Whipple also served as a head coach at his alma mater Brown from 1994-97, where he accumulated a 24-16 (.600) record without a losing season. He also was the head coach at New Haven from 1988-93 where he went an impressive 48-17 (.738) and led the team to back-to-back NCAA Division II playoff appearances in 1992 and 1993. His 1992 team finished 12-1 and ranked No. 5 nationally, while his 1993 squad ranked as high as No. 2 nationally.

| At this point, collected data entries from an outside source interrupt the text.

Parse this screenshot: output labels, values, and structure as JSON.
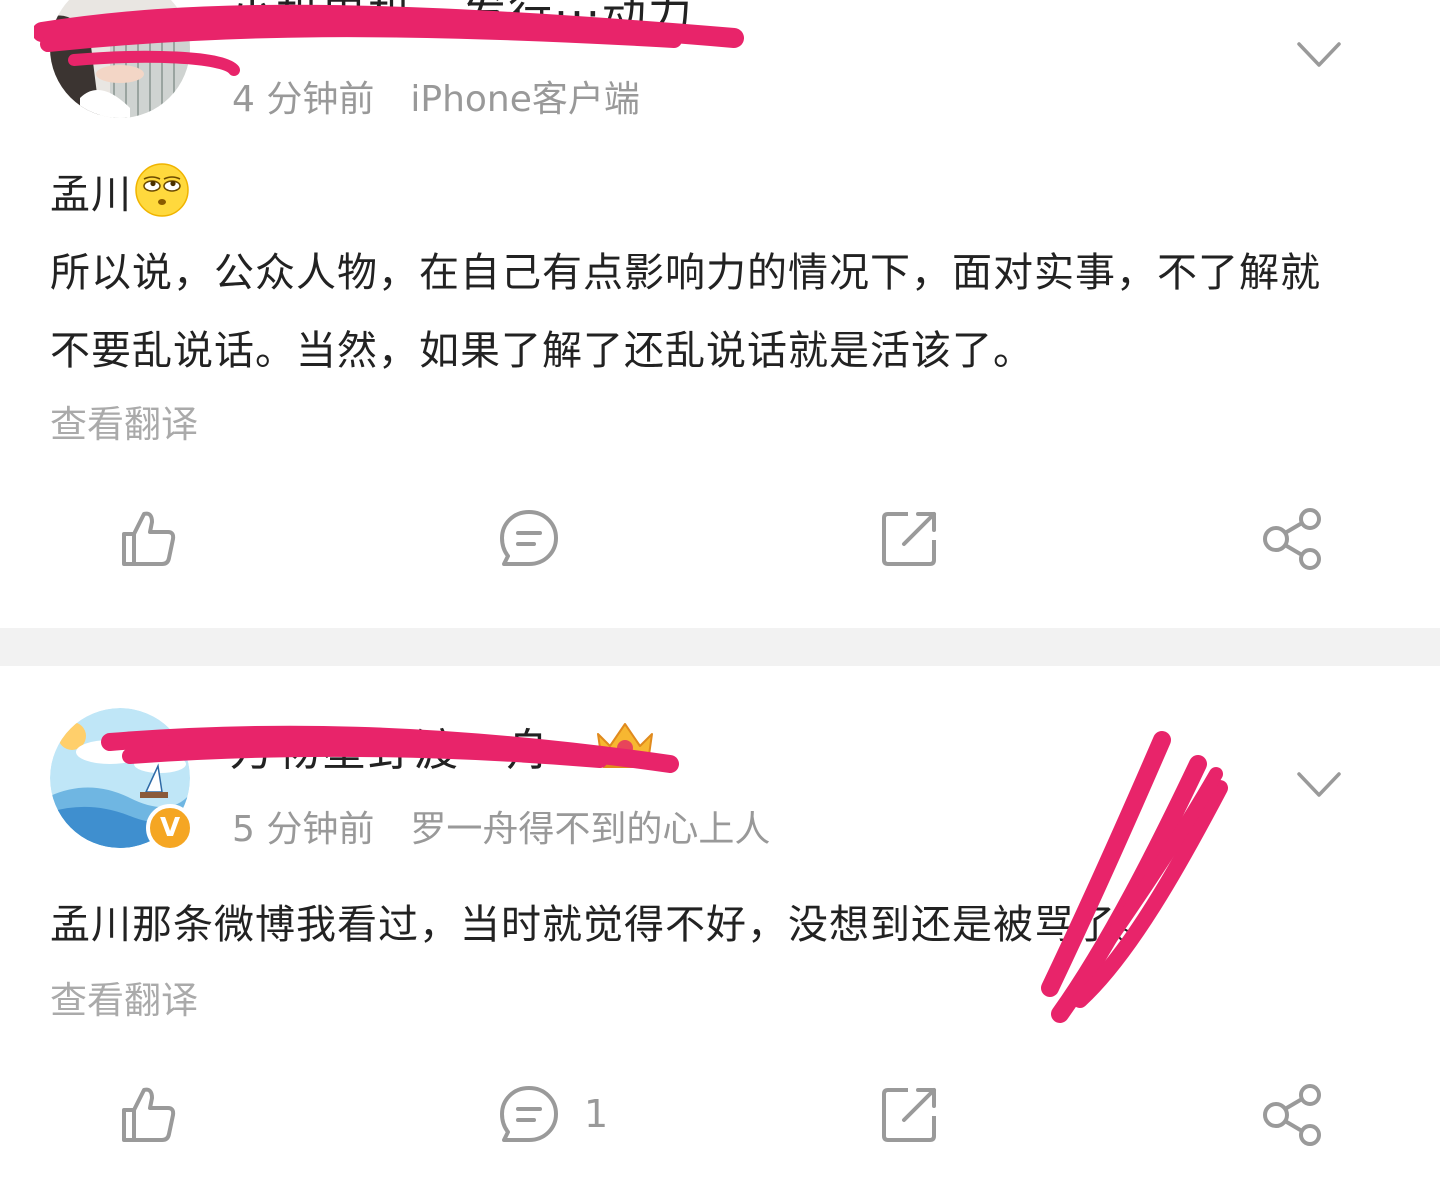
{
  "posts": [
    {
      "username": "小机电机···发行···动力",
      "time": "4 分钟前",
      "source": "iPhone客户端",
      "mention": "孟川",
      "emoji": "rolling-eyes-emoji",
      "body_lines": [
        "所以说，公众人物，在自己有点影响力的情况下，面对实事，不了解就",
        "不要乱说话。当然，如果了解了还乱说话就是活该了。"
      ],
      "translate": "查看翻译",
      "actions": {
        "like_count": "",
        "comment_count": "",
        "repost_count": ""
      }
    },
    {
      "username": "万物星野渡一舟",
      "time": "5 分钟前",
      "source": "罗一舟得不到的心上人",
      "body": "孟川那条微博我看过，当时就觉得不好，没想到还是被骂了。",
      "translate": "查看翻译",
      "verified_badge": "V",
      "actions": {
        "like_count": "",
        "comment_count": "1",
        "repost_count": ""
      }
    }
  ],
  "colors": {
    "scribble": "#e8246a",
    "meta": "#999999",
    "icon": "#9a9a9a",
    "verified": "#f5a623",
    "divider": "#f2f2f2"
  },
  "icons": {
    "more": "chevron-down-icon",
    "like": "thumbs-up-icon",
    "comment": "comment-bubble-icon",
    "repost": "repost-icon",
    "share": "share-icon",
    "fan_badge": "crown-icon"
  }
}
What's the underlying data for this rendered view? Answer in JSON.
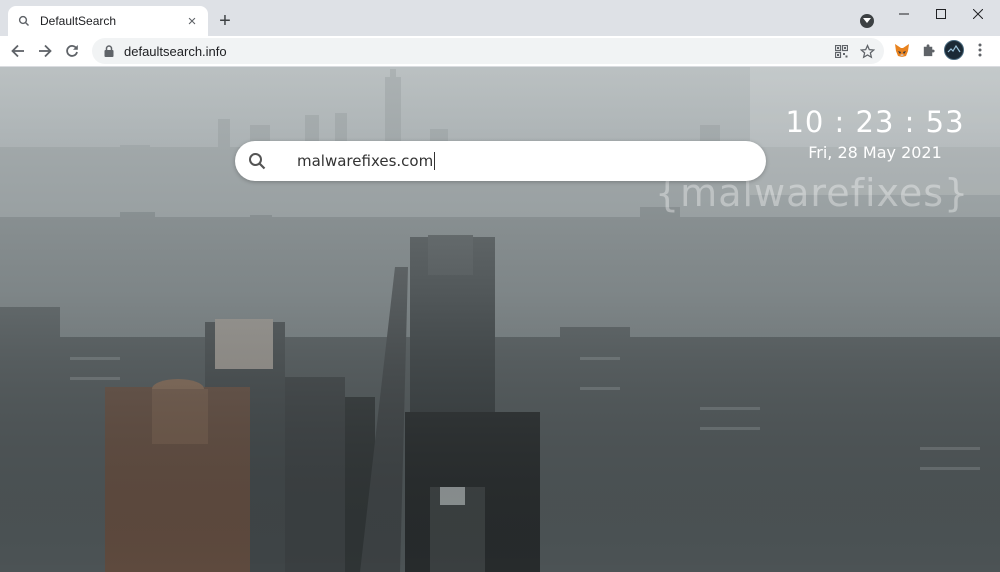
{
  "browser": {
    "tab_title": "DefaultSearch",
    "url": "defaultsearch.info",
    "new_tab_symbol": "+",
    "tab_close_symbol": "×"
  },
  "search": {
    "query": "malwarefixes.com"
  },
  "clock": {
    "time": "10 : 23 : 53",
    "date": "Fri, 28 May 2021"
  },
  "watermark": "{malwarefixes}",
  "icons": [
    "search-icon",
    "close-icon",
    "plus-icon",
    "back-arrow-icon",
    "forward-arrow-icon",
    "reload-icon",
    "lock-icon",
    "qr-code-icon",
    "star-icon",
    "metamask-fox-icon",
    "puzzle-extension-icon",
    "profile-avatar-icon",
    "kebab-menu-icon",
    "minimize-icon",
    "maximize-icon",
    "window-close-icon"
  ]
}
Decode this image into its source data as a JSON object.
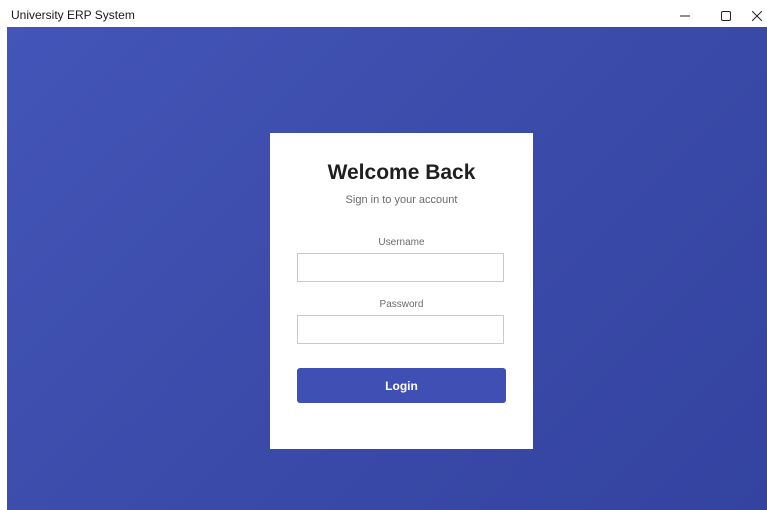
{
  "window": {
    "title": "University ERP System"
  },
  "icons": {
    "minimize": "minimize-icon",
    "maximize": "maximize-icon",
    "close": "close-icon"
  },
  "colors": {
    "background_start": "#4355b8",
    "background_end": "#3443a0",
    "card": "#ffffff",
    "button": "#3f4fb3",
    "button_text": "#ffffff",
    "title_text": "#1f1f1f",
    "muted_text": "#6b6b6b"
  },
  "login": {
    "heading": "Welcome Back",
    "subheading": "Sign in to your account",
    "username_label": "Username",
    "username_value": "",
    "password_label": "Password",
    "password_value": "",
    "submit_label": "Login"
  }
}
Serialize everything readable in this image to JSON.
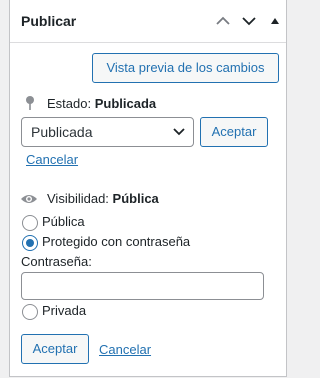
{
  "panel": {
    "title": "Publicar",
    "controls": {
      "up_icon": "chevron-up-icon",
      "down_icon": "chevron-down-icon",
      "toggle_icon": "triangle-up-icon"
    }
  },
  "preview_button": "Vista previa de los cambios",
  "status": {
    "label": "Estado:",
    "value": "Publicada",
    "icon": "pin-icon",
    "select_value": "Publicada",
    "accept": "Aceptar",
    "cancel": "Cancelar"
  },
  "visibility": {
    "label": "Visibilidad:",
    "value": "Pública",
    "icon": "eye-icon",
    "options": [
      "Pública",
      "Protegido con contraseña",
      "Privada"
    ],
    "selected": "Protegido con contraseña",
    "password_label": "Contraseña:",
    "password_value": "",
    "accept": "Aceptar",
    "cancel": "Cancelar"
  },
  "colors": {
    "accent": "#2271b1",
    "border": "#c3c4c7",
    "text": "#1d2327",
    "background": "#f0f0f1"
  }
}
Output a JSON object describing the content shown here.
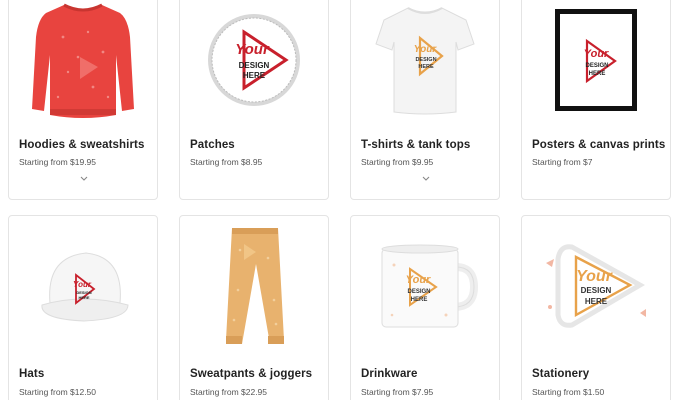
{
  "products": [
    {
      "title": "Hoodies & sweatshirts",
      "price": "Starting from $19.95",
      "has_more": true,
      "image_icon": "sweatshirt-icon"
    },
    {
      "title": "Patches",
      "price": "Starting from $8.95",
      "has_more": false,
      "image_icon": "patch-icon"
    },
    {
      "title": "T-shirts & tank tops",
      "price": "Starting from $9.95",
      "has_more": true,
      "image_icon": "tshirt-icon"
    },
    {
      "title": "Posters & canvas prints",
      "price": "Starting from $7",
      "has_more": false,
      "image_icon": "poster-icon"
    },
    {
      "title": "Hats",
      "price": "Starting from $12.50",
      "has_more": false,
      "image_icon": "hat-icon"
    },
    {
      "title": "Sweatpants & joggers",
      "price": "Starting from $22.95",
      "has_more": false,
      "image_icon": "sweatpants-icon"
    },
    {
      "title": "Drinkware",
      "price": "Starting from $7.95",
      "has_more": false,
      "image_icon": "mug-icon"
    },
    {
      "title": "Stationery",
      "price": "Starting from $1.50",
      "has_more": false,
      "image_icon": "sticker-icon"
    }
  ],
  "placeholder_logo": {
    "line1": "Your",
    "line2": "DESIGN",
    "line3": "HERE"
  },
  "colors": {
    "sweatshirt": "#e8443f",
    "logo_red": "#c8202c",
    "logo_orange": "#e8a24a",
    "sweatpants": "#e8b26e",
    "border": "#e4e4e4"
  }
}
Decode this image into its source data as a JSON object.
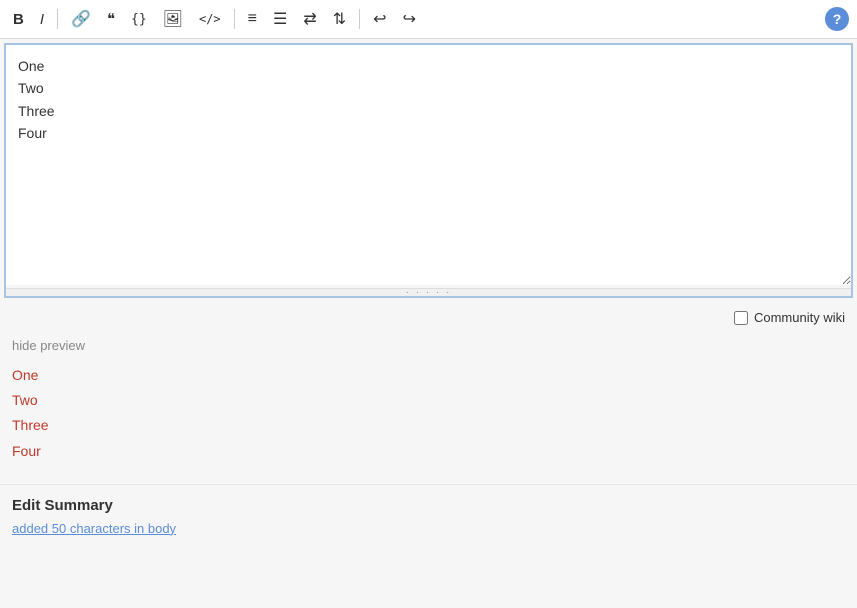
{
  "toolbar": {
    "buttons": [
      {
        "name": "bold",
        "label": "B",
        "class": "icon-bold",
        "title": "Bold"
      },
      {
        "name": "italic",
        "label": "I",
        "class": "icon-italic",
        "title": "Italic"
      },
      {
        "name": "link",
        "label": "🔗",
        "class": "icon-link",
        "title": "Link"
      },
      {
        "name": "quote",
        "label": "❝",
        "class": "icon-quote",
        "title": "Blockquote"
      },
      {
        "name": "code-inline",
        "label": "{}",
        "class": "icon-code",
        "title": "Code"
      },
      {
        "name": "image",
        "label": "🖼",
        "class": "icon-image",
        "title": "Image"
      },
      {
        "name": "html",
        "label": "</>",
        "class": "icon-html",
        "title": "HTML"
      },
      {
        "name": "ol",
        "label": "≡",
        "class": "icon-ol",
        "title": "Ordered List"
      },
      {
        "name": "ul",
        "label": "☰",
        "class": "icon-ul",
        "title": "Unordered List"
      },
      {
        "name": "indent",
        "label": "≡",
        "class": "icon-indent",
        "title": "Indent"
      },
      {
        "name": "outdent",
        "label": "≡",
        "class": "icon-outdent",
        "title": "Outdent"
      },
      {
        "name": "undo",
        "label": "↩",
        "class": "icon-undo",
        "title": "Undo"
      },
      {
        "name": "redo",
        "label": "↪",
        "class": "icon-redo",
        "title": "Redo"
      }
    ],
    "help_label": "?"
  },
  "editor": {
    "content": "One\nTwo\nThree\nFour",
    "lines": [
      "One",
      "Two",
      "Three",
      "Four"
    ]
  },
  "community_wiki": {
    "label": "Community wiki",
    "checked": false
  },
  "preview": {
    "hide_link": "hide preview",
    "lines": [
      "One",
      "Two",
      "Three",
      "Four"
    ]
  },
  "edit_summary": {
    "title": "Edit Summary",
    "hint": "added 50 characters in body"
  }
}
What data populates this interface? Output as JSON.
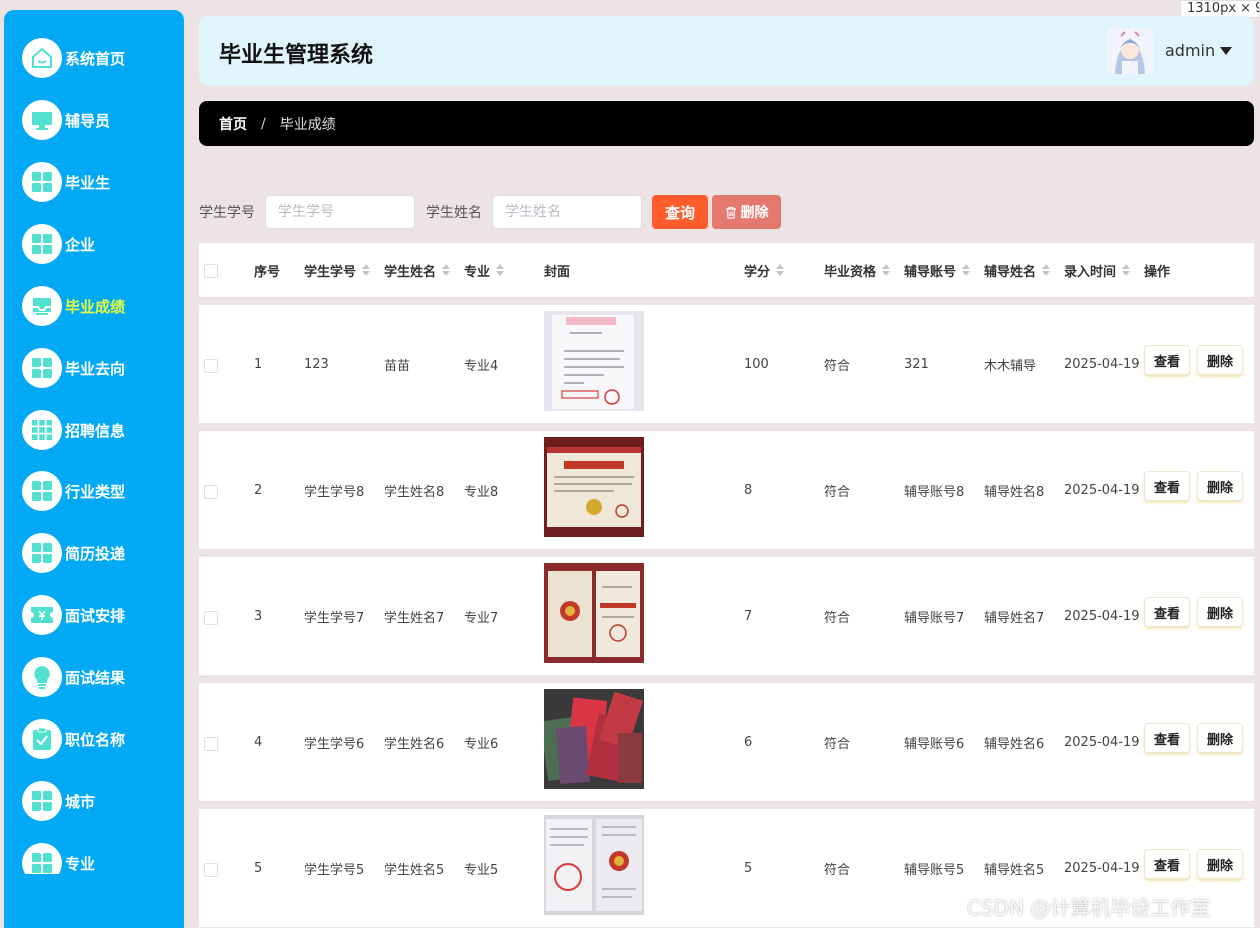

His coaching career began in 1980 as an assistant at St. Lawrence University. Whipple made four more stops over the next seven years (Union College, 1981-82; Brown, 1983; Arizona Wranglers of the USFL, 1984; New Hampshire, 1986-87) before landing his first head coaching appointment.
A 1979 graduate of Brown University with a bachelor's degree in political science, Whipple was the starting quarterback for the Bears in 1977 and 1978 leading Brown to a 13-5 record and a pair of second-place Ivy League finishes. He was a member of the Bears' 1976 Ivy League championship team, the first Ivy football championship in school history. During his three-year varsity career, he completed 175 of 340 passes for 2,365 yards and 13 touchdowns, while running for 518 yards and 10 touchdowns. A two-time honorable mention All-Ivy pick in football, Whipple also earned four varsity letters on the baseball diamond as Brown's starting shortstop. He was inducted into the Brown Athletic Hall of Fame in 1996.
Whipple was born in Tarrytown, N.Y. on April 1, 1957, moving to Phoenix, Ariz., at the age of nine. He is a graduate of Camelback High School, where he was an All-State performer in both football and baseball. Whipple was named the Arizona Scholar-Athlete of the Year in 1975. He and his wife, Brenda, have two sons, Spencer and Austin. Spencer was a quarterback at UMass and the University of Miami where he graduated in 2012. He is currently a defensive assistant at the University of Pittsburgh. Austin is currently a freshman quarterback on the Penn State football team.